The linguist and ethnographer John Swanton took dictation from the last great Haida-speaking storytellers, poets and historians from the fall of 1900 through the summer of 1901. Together they created a great treasury of Haida oral literature in written form.
Having worked for many years with these century-old manuscripts, linguist and poet Robert Bringhurst brings both rigorous scholarship and a literary voice to the English translation of John Swanton's careful work. He sets the stories in a rich context that reaches out to dozens of native oral literatures and to myth-telling traditions around the globe.
Attractively redesigned, this collection of First Nations oral literature is an important cultural record for future generations of Haida, scholars and other interested readers. It won the Edward Sapir Prize, awarded by the Society for Linguistic Anthropology, and it was chosen as the Literary Editor's Book of the Year by the Times of London.
Bringhurst brings these works to life in the English language and sets them in a context just as rich as the stories themselves one that reaches out to dozens of Native American oral literatures, and to mythtelling traditions around the world.
"The brilliant analysis of myth and culture will find its place alongside such popular investigations as Radin's The Trickster... A Story as Sharp as a Knife will make academics tremble with jealousy and students of myth-telling shiver with excitement."
"One of the most important books to grace Canadian literature in many years."
"Bringhurst's accomplishment is beyond praise... A Story as Sharp as a Knife merits a wide readership and a passionate response. It also deserves to win every literary award in sight."
"Bringhurst's achievement is gigantic, as well as heroic. It's one of those works that rearranges the inside of your head -- a profound meditation on the nature of oral poetry and myth, and on the habits of thought and feeling that inform them."
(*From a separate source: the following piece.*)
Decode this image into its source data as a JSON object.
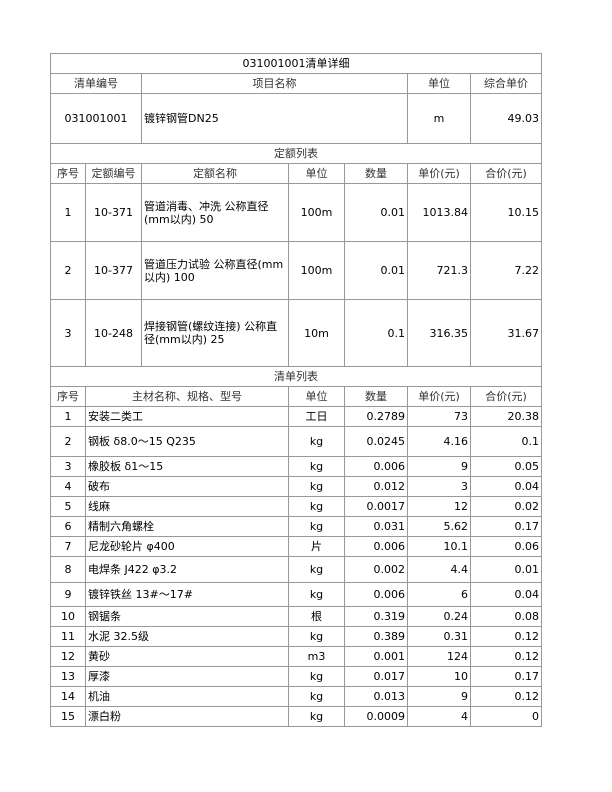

"Once in a while a book appears that changes the way we see things. This is such a book. Bringhurst reclaims an extraordinary body of literature and teaches us to hear its sinewy, haunting music. In the process, he rewrites North American literary history and lays a depth charge in the assumptions of cultural anthropology. Rigorous and enchanting, a Story as Sharp as a Knife is a superb adventure of the mind and imagination. I couldn't put it down."